As some environments become more extreme, architects need to create convertible spaces that can be used during both very hot and very cold weather, Safdie told Dezeen.
“In terms of design, I always say that if things get worse climatically, hotter and colder, then architects need to respond by being more versatile,” he said.
“We’ve been looking at garden-like commercial environments that open up on a beautiful spring or a summer day, and you just let it be outdoors. And then, like nature, it transforms with snow and shuts up.”
Particularly, cities in the US northeast are expected to experience increasingly scorching summers and frigid winters as a result of climate change.
Safdie suggested that adaptable outdoor spaces for residences could provide more pleasant living conditions in these places, rather than relying on air conditioning and heating.
“In Boston, the winters are getting colder but the summers are getting hotter,” he said. “So you create a little terrace, and you can’t use it half of the year. So let’s find a way that we can [enjoy it more].”
“In New York, if I was to design ideal terraces, I would have a section that is a greenhouse,” Safdie said. “And the greenhouse opens up to become part of the larger terrace. Come winter, you’re in the greenhouse and you’re surrounded by beautiful snow.”
Leading by example, he has created such a space at his own house in Cambridge, Massachusetts.
“I added a living room, so I put a greenhouse roof over it, and I can shade it in the summer for the heat,” said Safdie. “I can open the whole wall to the garden, and then it’s part of the garden. It’s a minor step but it is a way where you transform the space.”
Safdie is known for projects like Habitat 67 – a revolutionary housing development in Montreal, built from a series of concrete cubes in an arrangement that offers all apartments an outdoor space.
He recently applied a similar approach to the Sky Habitat residential complex in Singapore, which also features generous balconies that could have benefitted from adaptable shading, the architect reflected in hindsight.
“What you realise is that it is too bloody hot during the day, and we wanted something to shade with a retractable canvas,” said Safdie.
The architect spoke to Dezeen at an event in New York last month, during which he provided updates on some of his latest projects.
Among these is Safdie Architects’ Jewel expansion of Singapore Changi Airport – a bagel-shaped greenhouse structure scheduled to open in April.
“For something like Jewel, [if it] was in a city with a temperate climate, my dream would be would be to open it up to the air and nature when the weather is wonderful,” Safdie said.
“It’s not easy technologically because once the client has invested in an air-conditioning system, they’re very reluctant to deal with the consequence of not depending on it. But I think it is in the air.”

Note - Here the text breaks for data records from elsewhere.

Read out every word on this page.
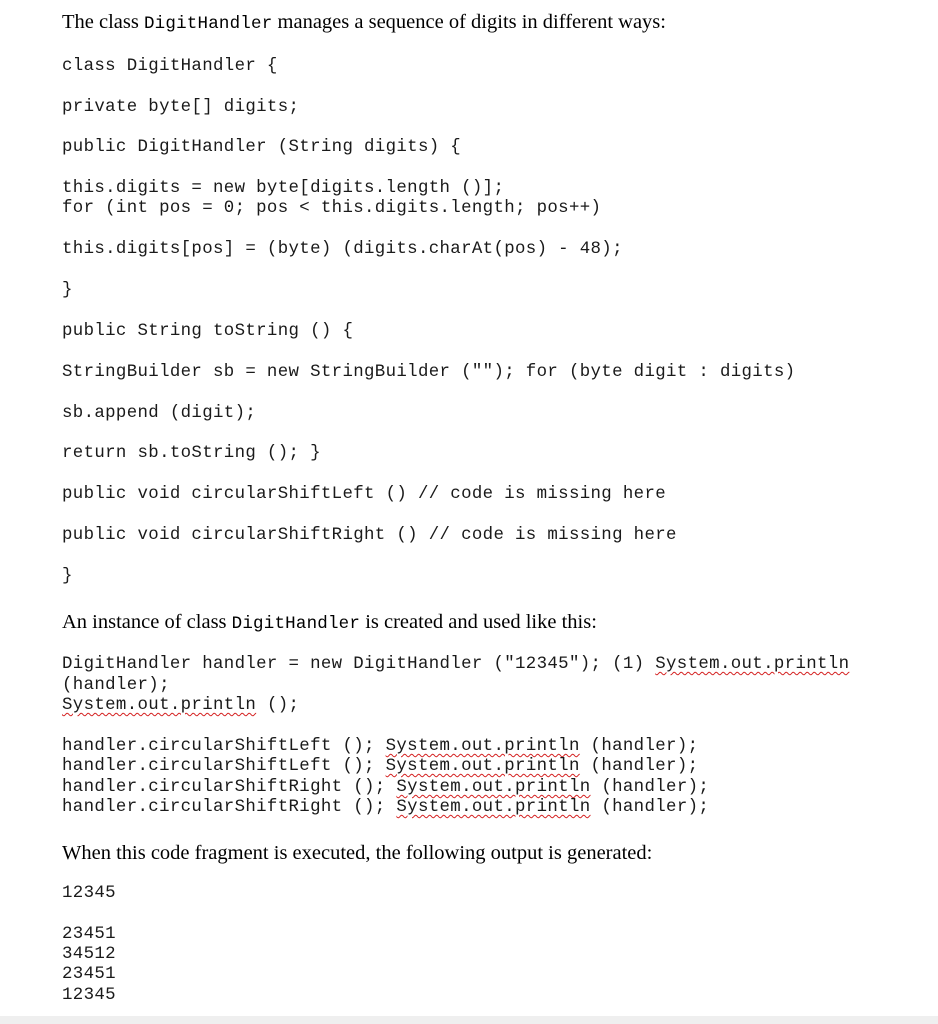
The class DigitHandler manages a sequence of digits in different ways:

class DigitHandler {

private byte[] digits;

public DigitHandler (String digits) {

this.digits = new byte[digits.length ()];

for (int pos = 0; pos < this.digits.length; pos++)

this.digits[pos] = (byte) (digits.charAt(pos) - 48);

}

public String toString () {

StringBuilder sb = new StringBuilder (""); for (byte digit : digits)

sb.append (digit);

return sb.toString (); }

public void circularShiftLeft () // code is missing here

public void circularShiftRight () // code is missing here

}

An instance of class DigitHandler is created and used like this:

DigitHandler handler = new DigitHandler ("12345"); (1) System.out.println

(handler);

System.out.println ();

handler.circularShiftLeft (); System.out.println (handler);

handler.circularShiftLeft (); System.out.println (handler);

handler.circularShiftRight (); System.out.println (handler);

handler.circularShiftRight (); System.out.println (handler);

When this code fragment is executed, the following output is generated:

12345

23451

34512

23451

12345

“The success of some outdoor, unroofed, un-airconditioned projects, I think that is hinting at what is to come,” he added. “People do want to be out there and breathe when the weather permits.”

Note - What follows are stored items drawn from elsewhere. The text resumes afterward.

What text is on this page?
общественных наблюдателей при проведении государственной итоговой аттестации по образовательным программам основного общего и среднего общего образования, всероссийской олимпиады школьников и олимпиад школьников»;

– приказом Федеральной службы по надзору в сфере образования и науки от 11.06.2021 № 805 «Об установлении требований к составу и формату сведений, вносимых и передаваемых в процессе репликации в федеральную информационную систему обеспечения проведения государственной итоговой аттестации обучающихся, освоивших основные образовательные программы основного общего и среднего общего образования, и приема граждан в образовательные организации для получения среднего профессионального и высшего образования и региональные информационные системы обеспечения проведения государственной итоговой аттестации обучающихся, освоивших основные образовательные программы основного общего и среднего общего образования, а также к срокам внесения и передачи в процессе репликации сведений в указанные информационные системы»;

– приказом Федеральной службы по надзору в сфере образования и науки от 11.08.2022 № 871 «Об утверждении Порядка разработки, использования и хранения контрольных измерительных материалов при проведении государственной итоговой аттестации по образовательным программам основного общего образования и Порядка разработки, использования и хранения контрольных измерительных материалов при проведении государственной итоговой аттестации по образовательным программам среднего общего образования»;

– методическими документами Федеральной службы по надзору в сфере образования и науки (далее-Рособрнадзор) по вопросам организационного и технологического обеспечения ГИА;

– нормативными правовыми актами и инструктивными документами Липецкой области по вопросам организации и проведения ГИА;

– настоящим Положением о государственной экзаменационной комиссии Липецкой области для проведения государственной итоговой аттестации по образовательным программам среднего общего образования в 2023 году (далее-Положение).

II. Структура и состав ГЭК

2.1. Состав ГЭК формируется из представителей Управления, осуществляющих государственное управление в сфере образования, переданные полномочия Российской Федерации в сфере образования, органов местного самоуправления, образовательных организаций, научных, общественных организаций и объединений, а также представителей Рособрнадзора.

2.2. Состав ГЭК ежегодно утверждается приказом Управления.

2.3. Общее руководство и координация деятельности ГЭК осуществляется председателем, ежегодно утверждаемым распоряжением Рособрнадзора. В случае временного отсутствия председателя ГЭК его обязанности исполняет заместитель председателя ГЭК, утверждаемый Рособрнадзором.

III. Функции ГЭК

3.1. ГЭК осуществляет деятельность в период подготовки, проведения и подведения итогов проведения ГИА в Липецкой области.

Overall, Safdie believes everyone can do their part in combatting threats to the environment.
“The only thing we can do about climate change is reducing carbon footprint,” he said, referring to the total carbon-dioxide emissions caused by an individual or an organisation’s consumption of food, fuels, buildings and transportation.
“We do everything we can to reduce our carbon footprint,” Safdie said.
As reports from organisations like the UN paint a bleak picture of the world’s future if steps are not taken to slow or reverse global warming, Safdie’s comments echo those of others in architecture and design.
Writer Darran Anderson also called for a new form of architecture that can adapt to major environmental changes in an Opinion column for Dezeen, while curator Paola Antonelli said humans have the power to design ourselves a “beautiful ending” ahead of her Broken Nature exhibition in Milan.